For the past eight months, my colleague Scott Steketee and I have collaborated with the authors of the elementary curriculum *Everyday Mathematics *to design interactive Web Sketchpad models for their next edition.

When it came time to create a Sketchpad representation of an isosceles triangle, I built the interactive triangle model below. Try dragging any of the triangle’s three vertices. You’ll see that while the angle measurements of Δ*ABC* change, angles *A* and *B* always remain equal.

This isosceles triangle model is a a classic—a wonderful example of dynamic geometry’s ability to provide instantaneous feedback about a geometric construction as its parts are being dragged. As such, I expected the *Everyday Mathematics* authors to green-light the isosceles triangle without any discussion.

That didn’t happen.

The authors maintained that the model was too passive for young learners. Specifically, Sketchpad attended to the angle measurements, leaving the students to take on faith that the displayed measurements were correct. If students could measure the angles themselves, they not only would receive much-needed measurement practice, but they also might feel more invested in the discovery that angles *A* and *B* were always equal.

Based on this feedback, my initial instinct was to remove the angle measurements and include a virtual protractor that could be moved from vertex to vertex to measure the three angles.
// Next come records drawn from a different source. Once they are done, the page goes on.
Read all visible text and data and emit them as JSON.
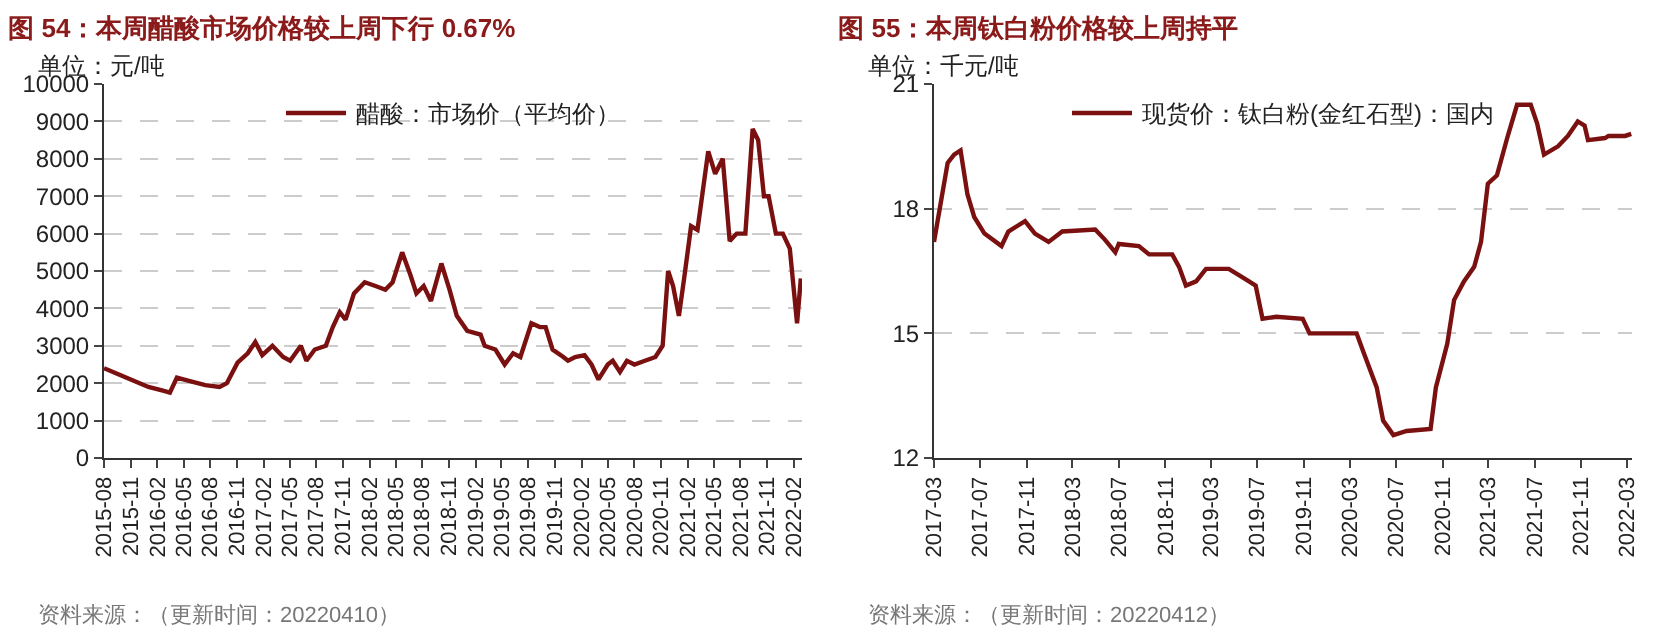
{
  "chart_data": [
    {
      "type": "line",
      "title": "图 54：本周醋酸市场价格较上周下行 0.67%",
      "ylabel": "单位：元/吨",
      "annotations": [
        "资料来源：（更新时间：20220410）"
      ],
      "legend": "top",
      "grid": "y",
      "line_style": "solid",
      "marker": "none",
      "xlim": [
        "2015-08-01",
        "2022-03-01"
      ],
      "ylim": [
        0,
        10000
      ],
      "yticks": [
        0,
        1000,
        2000,
        3000,
        4000,
        5000,
        6000,
        7000,
        8000,
        9000,
        10000
      ],
      "xticks": [
        "2015-08",
        "2015-11",
        "2016-02",
        "2016-05",
        "2016-08",
        "2016-11",
        "2017-02",
        "2017-05",
        "2017-08",
        "2017-11",
        "2018-02",
        "2018-05",
        "2018-08",
        "2018-11",
        "2019-02",
        "2019-05",
        "2019-08",
        "2019-11",
        "2020-02",
        "2020-05",
        "2020-08",
        "2020-11",
        "2021-02",
        "2021-05",
        "2021-08",
        "2021-11",
        "2022-02"
      ],
      "x": [
        "2015-08-01",
        "2015-09-01",
        "2015-11-01",
        "2016-01-01",
        "2016-02-20",
        "2016-03-15",
        "2016-04-08",
        "2016-05-26",
        "2016-07-15",
        "2016-09-02",
        "2016-09-27",
        "2016-11-03",
        "2016-12-08",
        "2017-01-03",
        "2017-01-27",
        "2017-03-03",
        "2017-04-09",
        "2017-05-03",
        "2017-06-09",
        "2017-06-28",
        "2017-07-27",
        "2017-09-03",
        "2017-09-27",
        "2017-10-21",
        "2017-11-10",
        "2017-12-09",
        "2018-01-15",
        "2018-02-21",
        "2018-03-27",
        "2018-04-21",
        "2018-05-24",
        "2018-06-21",
        "2018-07-12",
        "2018-08-06",
        "2018-08-31",
        "2018-10-06",
        "2018-11-03",
        "2018-11-28",
        "2019-01-03",
        "2019-02-18",
        "2019-03-04",
        "2019-04-10",
        "2019-05-12",
        "2019-06-10",
        "2019-07-05",
        "2019-08-12",
        "2019-09-10",
        "2019-09-30",
        "2019-10-24",
        "2019-11-30",
        "2019-12-16",
        "2020-01-10",
        "2020-02-11",
        "2020-03-06",
        "2020-03-30",
        "2020-05-01",
        "2020-05-18",
        "2020-06-12",
        "2020-07-06",
        "2020-08-01",
        "2020-09-06",
        "2020-10-12",
        "2020-11-06",
        "2020-11-25",
        "2020-12-12",
        "2021-01-01",
        "2021-01-19",
        "2021-02-12",
        "2021-03-06",
        "2021-04-12",
        "2021-05-06",
        "2021-06-01",
        "2021-06-25",
        "2021-07-19",
        "2021-08-18",
        "2021-09-12",
        "2021-10-01",
        "2021-10-21",
        "2021-11-06",
        "2021-12-01",
        "2021-12-25",
        "2022-01-18",
        "2022-02-12",
        "2022-02-25"
      ],
      "series": [
        {
          "name": "醋酸：市场价（平均价）",
          "color": "#7b1010",
          "values": [
            2400,
            2300,
            2100,
            1900,
            1800,
            1750,
            2150,
            2050,
            1950,
            1900,
            2000,
            2550,
            2800,
            3100,
            2750,
            3000,
            2700,
            2600,
            3000,
            2600,
            2900,
            3000,
            3500,
            3900,
            3700,
            4400,
            4700,
            4600,
            4500,
            4700,
            5500,
            4900,
            4400,
            4600,
            4200,
            5200,
            4500,
            3800,
            3400,
            3300,
            3000,
            2900,
            2500,
            2800,
            2700,
            3600,
            3500,
            3500,
            2900,
            2700,
            2600,
            2700,
            2750,
            2500,
            2100,
            2500,
            2600,
            2300,
            2600,
            2500,
            2600,
            2700,
            3000,
            5000,
            4600,
            3800,
            4800,
            6200,
            6100,
            8200,
            7600,
            8000,
            5800,
            6000,
            6000,
            8800,
            8500,
            7000,
            7000,
            6000,
            6000,
            5600,
            3600,
            4800
          ]
        }
      ]
    },
    {
      "type": "line",
      "title": "图 55：本周钛白粉价格较上周持平",
      "ylabel": "单位：千元/吨",
      "annotations": [
        "资料来源：（更新时间：20220412）"
      ],
      "legend": "top",
      "grid": "y",
      "line_style": "solid",
      "marker": "none",
      "xlim": [
        "2017-03-01",
        "2022-03-15"
      ],
      "ylim": [
        12,
        21
      ],
      "yticks": [
        12,
        15,
        18,
        21
      ],
      "xticks": [
        "2017-03",
        "2017-07",
        "2017-11",
        "2018-03",
        "2018-07",
        "2018-11",
        "2019-03",
        "2019-07",
        "2019-11",
        "2020-03",
        "2020-07",
        "2020-11",
        "2021-03",
        "2021-07",
        "2021-11",
        "2022-03"
      ],
      "x": [
        "2017-03-01",
        "2017-03-18",
        "2017-04-06",
        "2017-04-23",
        "2017-05-10",
        "2017-05-28",
        "2017-06-15",
        "2017-07-12",
        "2017-08-26",
        "2017-09-13",
        "2017-10-27",
        "2017-11-22",
        "2017-12-28",
        "2018-02-02",
        "2018-04-30",
        "2018-05-26",
        "2018-06-22",
        "2018-07-01",
        "2018-08-23",
        "2018-09-19",
        "2018-11-19",
        "2018-12-07",
        "2018-12-25",
        "2019-01-21",
        "2019-02-16",
        "2019-04-17",
        "2019-06-01",
        "2019-06-27",
        "2019-07-15",
        "2019-08-20",
        "2019-10-29",
        "2019-11-16",
        "2020-03-19",
        "2020-04-06",
        "2020-05-11",
        "2020-05-28",
        "2020-06-24",
        "2020-07-29",
        "2020-09-30",
        "2020-10-14",
        "2020-11-13",
        "2020-12-01",
        "2020-12-27",
        "2021-01-23",
        "2021-02-10",
        "2021-02-28",
        "2021-03-24",
        "2021-04-20",
        "2021-05-16",
        "2021-06-21",
        "2021-07-08",
        "2021-07-26",
        "2021-09-01",
        "2021-09-27",
        "2021-10-23",
        "2021-11-10",
        "2021-11-19",
        "2022-01-03",
        "2022-01-12",
        "2022-02-25",
        "2022-03-13"
      ],
      "series": [
        {
          "name": "现货价：钛白粉(金红石型)：国内",
          "color": "#7b1010",
          "values": [
            17.2,
            18.1,
            19.1,
            19.3,
            19.4,
            18.35,
            17.8,
            17.4,
            17.1,
            17.45,
            17.7,
            17.4,
            17.2,
            17.45,
            17.5,
            17.25,
            16.95,
            17.15,
            17.1,
            16.9,
            16.9,
            16.6,
            16.15,
            16.25,
            16.55,
            16.55,
            16.3,
            16.15,
            15.35,
            15.4,
            15.35,
            15.0,
            15.0,
            14.55,
            13.7,
            12.9,
            12.55,
            12.65,
            12.7,
            13.7,
            14.75,
            15.8,
            16.25,
            16.6,
            17.2,
            18.6,
            18.8,
            19.7,
            20.5,
            20.5,
            20.05,
            19.3,
            19.5,
            19.75,
            20.1,
            20.0,
            19.65,
            19.7,
            19.75,
            19.75,
            19.8
          ]
        }
      ]
    }
  ]
}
But this approach felt too cumbersome. I wanted students to measure the angles of as many isosceles triangles as possible, and if they only had one protractor, this process could become wearying.

My solution was to create the rather funny-looking model below with three mini protractors attached to Δ*ABC, *one per vertex.

With this model, students can drag vertices *A, B,* and *C* to create a new triangle and then swing each of the three protractors into position to estimate the three angle measurements. The picture below shows the result of positioning all three protractors.

You can try this out for yourself and with your students by going to the second page of the interactive Web Sketchpad model.

The isosceles triangle is just one example of a sketch where my long-held opinions about Dynamic Geometry pedagogy were challenged by the *Everyday Mathematics* author team. I’m enjoying the opportunity to revisit and refine my beliefs!

Maybe slightly off topic, but are you able to say what grade level this activity is intended for? I’ve been wondering how closely EM will align with the Common Core and your sketch makes me even more curious…

Thanks for writing, Aaron. Everyday Mathematics is making extensive changes to their curriculum to align themselves with the Common Core. Our use of Web Sketchpad in EM fits particularly well with the Standards for Mathematical Practice, as Sketchpad explorations invariably lead to the development of key mathematical habits of mind. In the case of this triangle activity, no final decisions have been made yet, but I expect it may be used in grade 4.

Thanks for sharing these two different sketches Daniel. I learned something valuable, from this subtle, but I think significant, shift from the first to the second sketch, in how we can ask students to be a little more active in their learning. I agree with the EM authors that students might well learn more from their interactions with the second sketch, as long as they have previous experience with interpreting protractor measures. Otherwise they might get tripped up on that here, and not be able to focus on the key learning about isosceles triangles.

Thanks for the comments, Rick. We’re definitely planning to provide introductory protractor activities in which students will use a virtual protractor to measure a single angle. With these activities as a foundation, I think it’s likely that students will feel confident in their use of a protractor by the time they reach this isosceles triangle activity.